BearingPoint Inc.’s new CFO, Eileen Kamerick, has resigned after just three weeks on the job.
According to a regulatory filing by the management-and-technology consulting company, Kamerick stepped down on June 2 “based on her discussions with the audit committee of the company’s board of directors.” A company spokesperson would not provide any further information on her departure, and Kamerick could not be reached for comment. The filing states her decision wasn’t based on a disagreement with the company’s financial-statement disclosures, or accounting principles or practices.
In a press release announcing Kamerick’s appointment as CFO, BearingPoint CEO Ed Harbach said he was confident that her succession would move swiftly and that she was “very familiar with the service business model and what it takes to operate competitively on a global scale.”
This is not the first time a BearingPoint finance chief has quit after a short tenure. In May 2005, Joseph Corbett resigned as CFO after only four months. The company said it was a mutual agreement. At the time, BearingPoint was involved in an accounting controversy and the subject of a Securities and Exchange Commission investigation into its internal controls. That September the SEC upgraded the inquiry to formal status.

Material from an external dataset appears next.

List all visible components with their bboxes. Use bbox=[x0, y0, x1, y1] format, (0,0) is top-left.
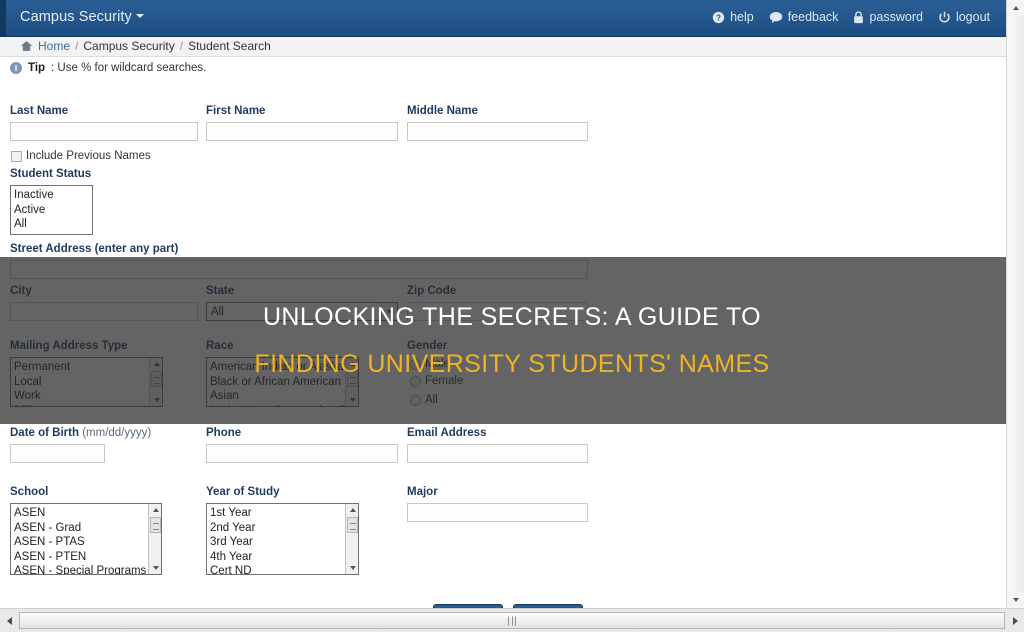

Board member and former audit committee member Eddie Munson will replace Kamerick, who formerly was CFO and chief administrative officer for executive-search firm Heidrick & Struggles. Former CFO Judy Ethell, who Kamerick replaced on May 13, had agreed to stay with the company through July 31 and, according to the regulatory filing, is willing to stay longer to aid with the transition.
Munson has been a board member since October 2007 and was on the audit committee until this month. He is a retired KPMG partner and was on the accounting firm’s board of directors from 1996 to 2004. His most recent role there was as national partner responsible for KPMG’s college recruiting programs.